The Phantom Lover

Kinky

THE PHANTOM OF THE OPERA: Composer, producer, writer Andrew Lloyd Webber. Writer, director Joel Schumacher. Executive producer Austin Shaw, Paul Hitchcock. Cinematographer, John Mathieson. Production design, Anthony Pratt. Editor, Terry Rawlings. Alexandra Byrne. Visual effects supervisor, Nathan McGuinness. Choreographer, Peter Darling. Music co-producer, Nigel Wright. Music supervisor, Simon Lee. Starring Gerard Butler, Emmy Rossum and Patrick Wilson, with Miranda Richardson and Minnie Driver. Warner Bros., 2004. PG-13. 113 minutes.

Where is Baz Luhrmann when you need him?

If ever a movie needed the sure hand of the Australian master film stylist and self-described “mythomaniac,” it is this screen version of Andrew Lloyd Webber’s successful, long-running stage production of his hoary chestnut, The Phantom of the Opera.

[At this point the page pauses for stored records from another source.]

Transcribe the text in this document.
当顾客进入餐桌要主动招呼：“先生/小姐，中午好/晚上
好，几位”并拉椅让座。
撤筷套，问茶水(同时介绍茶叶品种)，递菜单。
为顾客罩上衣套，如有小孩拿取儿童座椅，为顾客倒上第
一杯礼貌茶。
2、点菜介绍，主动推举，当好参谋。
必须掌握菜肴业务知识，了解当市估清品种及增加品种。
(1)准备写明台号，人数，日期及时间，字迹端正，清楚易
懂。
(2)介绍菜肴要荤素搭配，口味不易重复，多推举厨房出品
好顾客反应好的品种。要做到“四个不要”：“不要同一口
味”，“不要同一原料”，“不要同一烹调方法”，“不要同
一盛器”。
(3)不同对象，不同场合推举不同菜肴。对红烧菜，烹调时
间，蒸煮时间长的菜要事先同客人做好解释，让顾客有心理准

Lloyd Webber wrote the score in 1986, when the play debuted in London, where it is still running. Harold Prince brought it to Broadway in 1988, and now Joel Schumacher (Batman Forever, 1995) brings it to the screen.

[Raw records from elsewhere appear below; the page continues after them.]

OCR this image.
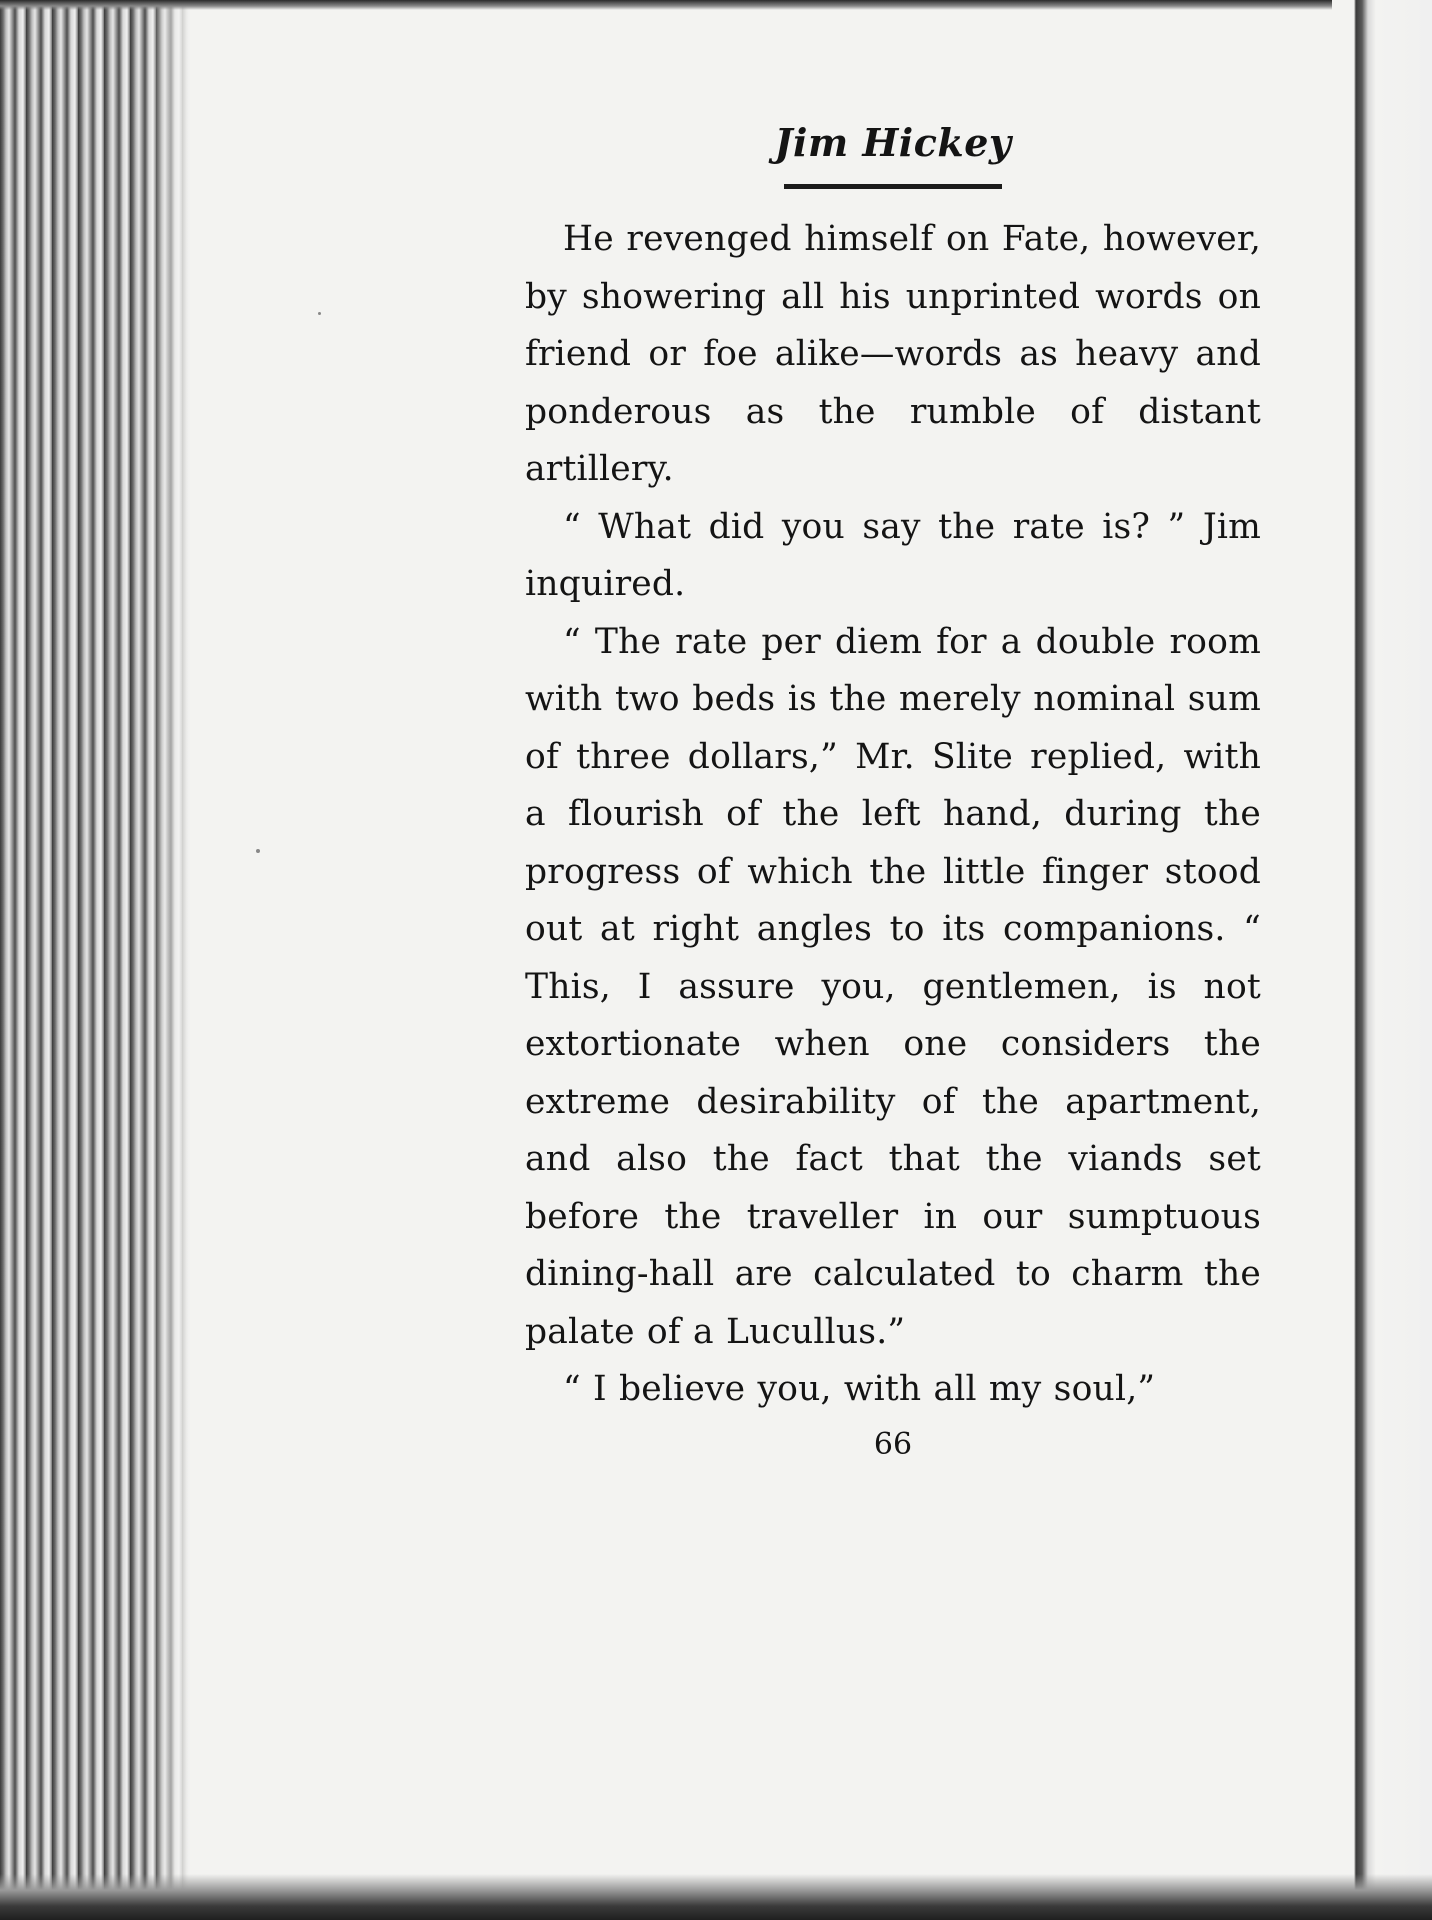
Jim Hickey

He revenged himself on Fate, however, by showering all his unprinted words on friend or foe alike—words as heavy and ponderous as the rumble of distant artillery.

“ What did you say the rate is? ” Jim inquired.

“ The rate per diem for a double room with two beds is the merely nominal sum of three dollars,” Mr. Slite replied, with a flourish of the left hand, during the progress of which the little finger stood out at right angles to its companions. “ This, I assure you, gentlemen, is not extortionate when one considers the extreme desirability of the apartment, and also the fact that the viands set before the traveller in our sumptuous dining-hall are calculated to charm the palate of a Lucullus.”

“ I believe you, with all my soul,”

66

Unlike Luhrmann’s lush, pop-operatic Red Curtain trilogy, Strictly Ballroom (1992), Romeo and Juliet (1996) and Moulin Rouge (2001), Schumacher’s vision is pure kitsch. Luhrmann astonished the audience as Romeo walked through the opulent, candle-light saturated tomb where Juliet lay. Unlike Luhrmann, Schumacher creates a smothering atmosphere, overusing candles as the Phantom (Gerard Butler) poles the gondola bearing his captive lover (Emmy Rossum) to his underground lair. One creates a Baroque, Catholic awe with the multitude of candles, while the other uses CGI to bring lighted candles up from the water!

Although I never saw the Lloyd Webber/Prince stage production, Jorge Morales, writing for the Village Voice, did. “Prince’s magic covered the show’s many flaws — thin plot, pedestrian lyrics, and schmaltzy derivative score — like so much mechanical fog. Schumacher enlarges them,” Morales wrote.

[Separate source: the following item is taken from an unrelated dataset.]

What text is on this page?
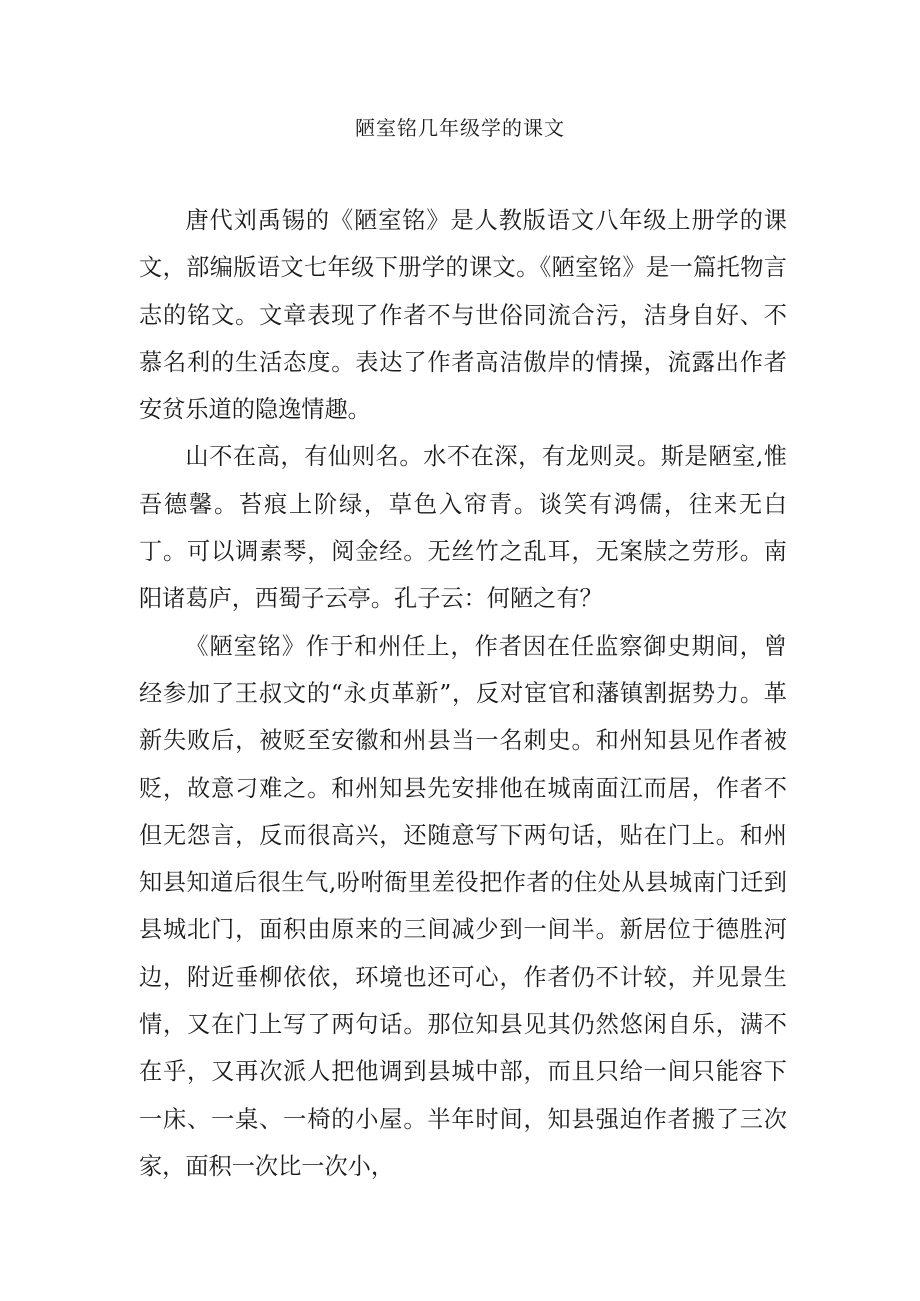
陋室铭几年级学的课文

唐代刘禹锡的《陋室铭》是人教版语文八年级上册学的课文，部编版语文七年级下册学的课文。《陋室铭》是一篇托物言志的铭文。文章表现了作者不与世俗同流合污，洁身自好、不慕名利的生活态度。表达了作者高洁傲岸的情操，流露出作者安贫乐道的隐逸情趣。

山不在高，有仙则名。水不在深，有龙则灵。斯是陋室,惟吾德馨。苔痕上阶绿，草色入帘青。谈笑有鸿儒，往来无白丁。可以调素琴，阅金经。无丝竹之乱耳，无案牍之劳形。南阳诸葛庐，西蜀子云亭。孔子云：何陋之有？

《陋室铭》作于和州任上，作者因在任监察御史期间，曾经参加了王叔文的“永贞革新”，反对宦官和藩镇割据势力。革新失败后，被贬至安徽和州县当一名刺史。和州知县见作者被贬，故意刁难之。和州知县先安排他在城南面江而居，作者不但无怨言，反而很高兴，还随意写下两句话，贴在门上。和州知县知道后很生气,吩咐衙里差役把作者的住处从县城南门迁到县城北门，面积由原来的三间减少到一间半。新居位于德胜河边，附近垂柳依依，环境也还可心，作者仍不计较，并见景生情，又在门上写了两句话。那位知县见其仍然悠闲自乐，满不在乎，又再次派人把他调到县城中部，而且只给一间只能容下一床、一桌、一椅的小屋。半年时间，知县强迫作者搬了三次家，面积一次比一次小，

Aye, that’s the problem. Everything in the movie is overblown but underwhelming — the costumes, the singing, the dancing, the love songs. Lloyd Webber’s music for Phantom is often called earworms in reviews, and it is an apt description for the sensibility of much of the music, with inane, repetitive lyrics of longing, with no consumation in sight. In Moulin Rouge Luhrmann made a straightforward, brilliant decision. He took rock favorites and reimagined them as love songs. Powerful. Original.

Third point: The characters in Luhrmann’s work are full of life and love. Even the minor characters celebrate their passions — think of the show-stopper “Roseann,” danced as blood-lust tango by fully fleshed supporting characters, not the stars.

But little or no chemistry flares between the Schumacher’s major characters — Butler, Rossum and Patrick Wilson (as Raoul de Chagny), with the exception of the sword fight between the men, which stirs up something intense. But Rossum appears hypnotized when she’s in Butler’s presence, and he is a perfect ghostly lover, pale and cruel. Wilson comes across as a determined but not too romantic lover. The minor characters, while bizarre, at least kept me interested. Miranda Richardson is haunting as Madame Giry, while Carlotta, played over-the-top by Minnie Driver, is a sly buffoon.

Those who saw the play on stage and loved it, will probably like the screen version more than I did. I wanted to see what all the fuss was about and was disappointed.

Now playing at Cinemark, the film is too schmaltzy to recommend.